Re: FW: notes on use cases from David R. Karger on 2003-04-07 (www-rdf-dspace@w3.org from April 2003)

From: David R. Karger <karger@theory.lcs.mit.edu>
Date: Mon, 7 Apr 2003 02:10:59 -0400
To: ks@micky.hpl.hp.com
CC: Mark_Butler@hplb.hpl.hp.com, www-rdf-dspace@w3.org
Message-Id: <200304070610.h376AxhW001879@harrier.lcs.mit.edu>
   Date: Fri, 4 Apr 2003 15:22:22 -0800
   From: Kevin Smathers <ks@micky.hpl.hp.com>
   Cc: SIMILE public list <www-rdf-dspace@w3.org>
   Content-Disposition: inline
   X-SBClass: Nonlocal Origin [156.153.255.206]
   X-Spam-Status: No, hits=-4.4 required=5.0 tests=IN_REP_TO version=2.20
   X-Spam-Level: 
   X-SpamBouncer: 1.5 (2/23/03)
   X-SBPass: NoBounce
   X-SBClass: OK
   X-Folder: Bulk

   Hi David,

   > -----Original Message-----
   > From: David R. Karger [mailto:karger@theory.lcs.mit.edu]
   > Sent: 04 April 2003 06:09
   > To: mick.bass@hp.com; Mark_Butler@hplb.hpl.hp.com
   > Subject: notes on use cases
   [...]
   > 3.2.7
   > 
   > Two issues seem scrambled here.  One is "how are things named" and the
   > obvious answer is "URIs".  A separate one is "Should there be
   > canonical URIs that can be deduced from what you are looking for"?  I
   > believe the answer to the second is no.  URIs should be opaque (for
   > example, random to avoid collisions).  The process of "figuring out
   > the right URI for something" is a type of search/retrieval problem.
   > Instead of squeezing this search/retreival into a specialized "figure
   > out the URL" task, incorporate it in the standard search framework.
   > Any information used to define a canonical URL can instead be used as
   > metadata on the object, and any knowledge of how to construct the URL
   > can then be turned into a specification of its metadata.
   > 

   Randomness avoids collision?  I would say rather that federation
   avoids collision, randomness only invites it.  

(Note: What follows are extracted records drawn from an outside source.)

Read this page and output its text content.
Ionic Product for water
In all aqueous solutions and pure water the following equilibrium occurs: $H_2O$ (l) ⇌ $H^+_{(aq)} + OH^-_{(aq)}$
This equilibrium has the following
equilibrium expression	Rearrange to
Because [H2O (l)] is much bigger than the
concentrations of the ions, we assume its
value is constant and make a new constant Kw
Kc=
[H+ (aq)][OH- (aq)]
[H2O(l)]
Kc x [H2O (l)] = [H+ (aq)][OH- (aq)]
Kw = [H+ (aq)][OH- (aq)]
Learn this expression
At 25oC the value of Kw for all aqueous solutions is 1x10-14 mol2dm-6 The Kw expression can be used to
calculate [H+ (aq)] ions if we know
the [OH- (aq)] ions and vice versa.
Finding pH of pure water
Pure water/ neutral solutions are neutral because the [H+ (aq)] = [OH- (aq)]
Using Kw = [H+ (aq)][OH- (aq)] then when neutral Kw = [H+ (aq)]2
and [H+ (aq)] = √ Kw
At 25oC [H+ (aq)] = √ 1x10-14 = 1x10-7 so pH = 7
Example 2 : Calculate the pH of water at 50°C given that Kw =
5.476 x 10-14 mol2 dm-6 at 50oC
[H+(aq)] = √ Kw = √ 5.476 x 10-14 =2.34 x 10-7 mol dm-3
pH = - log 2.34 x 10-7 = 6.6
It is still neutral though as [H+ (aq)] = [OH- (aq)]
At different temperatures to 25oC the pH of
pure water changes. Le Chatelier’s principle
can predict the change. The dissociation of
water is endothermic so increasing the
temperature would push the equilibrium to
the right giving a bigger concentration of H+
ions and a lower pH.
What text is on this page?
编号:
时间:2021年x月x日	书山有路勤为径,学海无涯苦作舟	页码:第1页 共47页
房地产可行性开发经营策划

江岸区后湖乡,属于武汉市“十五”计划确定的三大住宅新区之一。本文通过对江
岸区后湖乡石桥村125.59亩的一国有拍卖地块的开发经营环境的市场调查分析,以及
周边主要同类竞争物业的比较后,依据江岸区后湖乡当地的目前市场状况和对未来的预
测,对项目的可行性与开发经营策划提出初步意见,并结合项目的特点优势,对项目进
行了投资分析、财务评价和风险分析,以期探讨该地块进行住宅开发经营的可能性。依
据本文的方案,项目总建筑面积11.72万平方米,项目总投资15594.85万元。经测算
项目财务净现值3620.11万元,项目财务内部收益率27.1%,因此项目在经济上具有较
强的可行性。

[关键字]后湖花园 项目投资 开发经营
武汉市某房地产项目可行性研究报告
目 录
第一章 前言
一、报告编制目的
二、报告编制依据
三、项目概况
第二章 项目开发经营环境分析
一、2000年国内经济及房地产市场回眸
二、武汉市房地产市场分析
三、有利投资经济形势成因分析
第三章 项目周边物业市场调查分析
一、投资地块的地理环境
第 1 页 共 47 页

Depends.  If URLs are random 128-bit integers, collisions are
hell-freezes-over unlikely.

   In any case, I wasn't
   trying to describe a system of URL naming which incorporates a 
   query into the name, eg:

      http://google.com/search?q=switch+stoned+chicks&btnI=FeelingLucky
      http://www.apple.com/switch/ads/ellenfeiss.html

   Rather I intended the description of naming to read as a system for 
   identifying resources smaller than the atomic document.   

This is arguably convenient, in that it permanently binds the smaller
object to its containing object, giving you the semantics that if you
are looking for the smaller object it is a good subgoal to look for
the containing object.

But what if the contained object is inside two distinct objects?
Which URL is right?  What if someone doesn't know the object is
contained?  They will give it a third URL.

I will put in a plug for my favorite URL when possible, namely an MD5
hash of the object.  This is possible whenever the object is its
bits---eg a document, an email address, a (reified) RDF triple, but
not a person or a dynamic web site.  The nice things about MD5 urls is
that they provide a canonical naming rule that reduces the odds of
getting multiple names for the same object, reducing need for
inference about equivalence.

   The URL
   remains the same, there just needs to be a way of interpreting additional
   constraints on the content within that URL.  I think this is analogous
   to the identification of a ViewPart to extract a particular view of
   an object within Haystack (do I remember a SongPreview10Seconds View
   Part, or something similar?).  In this case the preview isn't meant
   to be an aspect of the part however, but a name, which should be 
   interpreted by the part to extract the relevant information.

Having trouble parsing this.

   > 3.4
   > 
   > Distributed resources adds whole different scope.  It opens up a host
   > of nasty problems of course.  We could avoid them by limiting our
   > dealing of with distributed metadata to devising a simple
   > block-transfer protocol, getting all the metadata to a single
   > location, and dealing with it there.  The metadata might not be fully
   > up to date, but it avoids a lot of trouble.  Since even in centralized
   > scenario everything is hard, perhaps we defer distributed search?
   > 

   To my mind, Semantic Web without the Web is just Semantic Filesystem.

Perhaps, but nobody knows how to build a decent semantic filesystem.
While one might argue that google (analogue of what I said about
centralized scenario above) is "just filesystem", it is in fact a big
step forward because all the information it centralizes is interlinked
in an interesting way.

d
Received on Monday, 7 April 2003 02:07:05 UTC